Der einzige große Fehler, den Rollerball hat, ist
der mitunter mangelnder Konsequenz. Das beginnt mit dem Vorspiel auf den
Straßen von San Francisco, einer wilden Jagd auf Rollerskates die
Straßen hinunter, unter Einsatz von Kopf und Kragen, mit dem einen
Ziel nur: Adrenalinproduktion. Dann aber muss die Schussfahrt doch noch
funktionalisiert werden, als Motiv für den Helden Jonathan, der die
Heimat fliehen, sein Heil im fernen Zentralasien suchen muss, wo ein wilder
Sport die Massen im Stadion ebenso in Entzückung versetzt wie die Zuschauer
zuhause: Rollerball.
Der Rest des Films dann ist, bar fast jeder Dramaturgie - also auch:
herkömmlicher Spannung -, bar fast aller Psychologie - also auch:
herkömmlicher Identifikation mit den Figuren -, eine wilde Jagd unter
Gitarrengedröhn, das unter der Flagge plakativster Medienkritik segelnde
Gegenstück zu Sogo Ishiis
"Electric Dragon
80.000V". Die amerikanische Kritik hat den Film zerfetzt wie kaum
einen anderen der letzten Zeit (aktueller Spielstand bei Rotten Tomatoes:
70:2), es fehlt ihm auch alles, was Hollywood ausmacht. Und was er hat, kann
man, ohne dass es - aus der Perspektive des Gekonnten, des Regelgerechten
- falsch wäre, benennen als: Durcheinander, Chaos, Lärm, flache
Charaktere, nicht vorhandene Handlung, Dilettantismus.
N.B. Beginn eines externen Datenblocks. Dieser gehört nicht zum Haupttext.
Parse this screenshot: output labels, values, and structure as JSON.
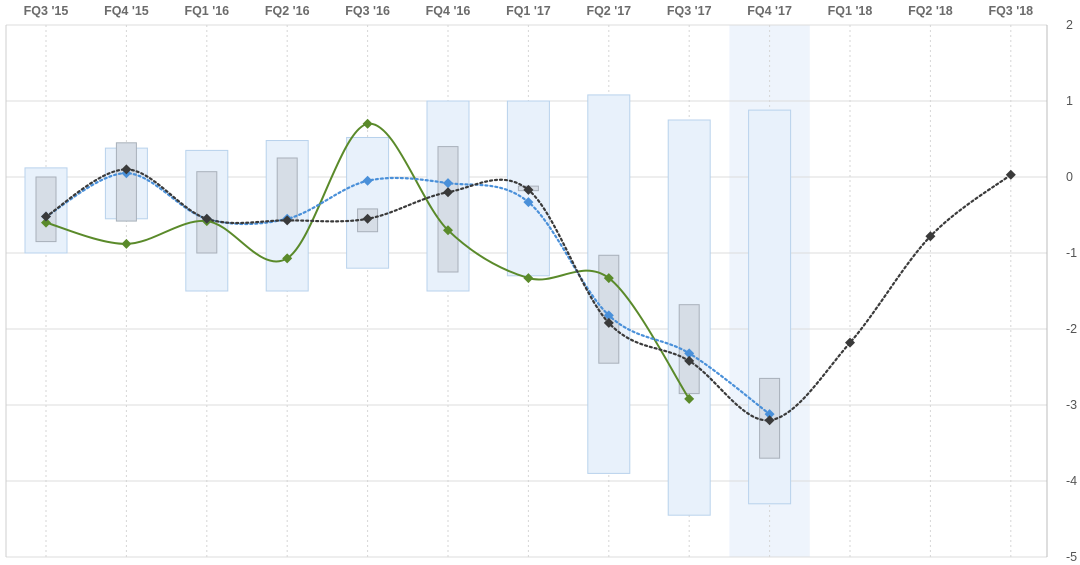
{
  "chart_data": {
    "type": "line",
    "categories": [
      "FQ3 '15",
      "FQ4 '15",
      "FQ1 '16",
      "FQ2 '16",
      "FQ3 '16",
      "FQ4 '16",
      "FQ1 '17",
      "FQ2 '17",
      "FQ3 '17",
      "FQ4 '17",
      "FQ1 '18",
      "FQ2 '18",
      "FQ3 '18"
    ],
    "y_ticks": [
      "2",
      "1",
      "0",
      "-1",
      "-2",
      "-3",
      "-4",
      "-5"
    ],
    "ylim": [
      -5,
      2
    ],
    "grid": true,
    "highlighted_category": "FQ4 '17",
    "range_bars": {
      "low": [
        -1.0,
        -0.55,
        -1.5,
        -1.5,
        -1.2,
        -1.5,
        -1.3,
        -3.9,
        -4.45,
        -4.3,
        null,
        null,
        null
      ],
      "high": [
        0.12,
        0.38,
        0.35,
        0.48,
        0.52,
        1.0,
        1.0,
        1.08,
        0.75,
        0.88,
        null,
        null,
        null
      ]
    },
    "box_bars": {
      "low": [
        -0.85,
        -0.58,
        -1.0,
        -0.58,
        -0.72,
        -1.25,
        -0.18,
        -2.45,
        -2.85,
        -3.7,
        null,
        null,
        null
      ],
      "high": [
        0.0,
        0.45,
        0.07,
        0.25,
        -0.42,
        0.4,
        -0.12,
        -1.03,
        -1.68,
        -2.65,
        null,
        null,
        null
      ]
    },
    "series": [
      {
        "values": [
          -0.6,
          -0.88,
          -0.58,
          -1.07,
          0.7,
          -0.7,
          -1.33,
          -1.33,
          -2.92,
          null,
          null,
          null,
          null
        ],
        "color": "#5a8a2a",
        "style": "solid"
      },
      {
        "values": [
          -0.52,
          0.05,
          -0.55,
          -0.55,
          -0.05,
          -0.08,
          -0.33,
          -1.82,
          -2.32,
          -3.12,
          null,
          null,
          null
        ],
        "color": "#4a90d9",
        "style": "dotted"
      },
      {
        "values": [
          -0.52,
          0.1,
          -0.55,
          -0.57,
          -0.55,
          -0.2,
          -0.17,
          -1.92,
          -2.42,
          -3.2,
          -2.18,
          -0.78,
          0.03
        ],
        "color": "#3a3a3a",
        "style": "dotted"
      }
    ],
    "colors": {
      "range_fill": "#e8f1fb",
      "range_stroke": "#b8d2ec",
      "box_fill": "#d6dde6",
      "box_stroke": "#a8b0ba",
      "highlight": "#eef4fc",
      "grid": "#dcdcdc"
    }
  }
}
Alles richtig - und das ist das Gute. Rollerball geht mit
schöner Regelmäßigkeit (und mit den erwähnten unerfreulichen
Schlenkern in Richtung Motivierung) immer den direktesten Weg zum Ziel. Das
Drumrum der Regeln ist geschenkt, so auch beim titelgebenden Rollerball-Spiel,
das nichts ist als ein wüstes Ineinander von Motorenlärm, fliegenden
Maschinen, Menschen, Blut, Kampf und Gebrüll. Kein Rhythmus, nirgends,
Eleganz ist das letzte, was man diesen Bildern, diesen Sequenzen, ja:
überhaupt irgendwas an diesem Film nachsagen kann. Die Medienkritik
- der Zuschauer lechzt nach Blut, die Bösen sind die, die es ihm reichlich
servieren - ist ein zur Farce getriebener Überhang an Sinn, den die
Lust des Films an der Brutalität zugleich unterspült.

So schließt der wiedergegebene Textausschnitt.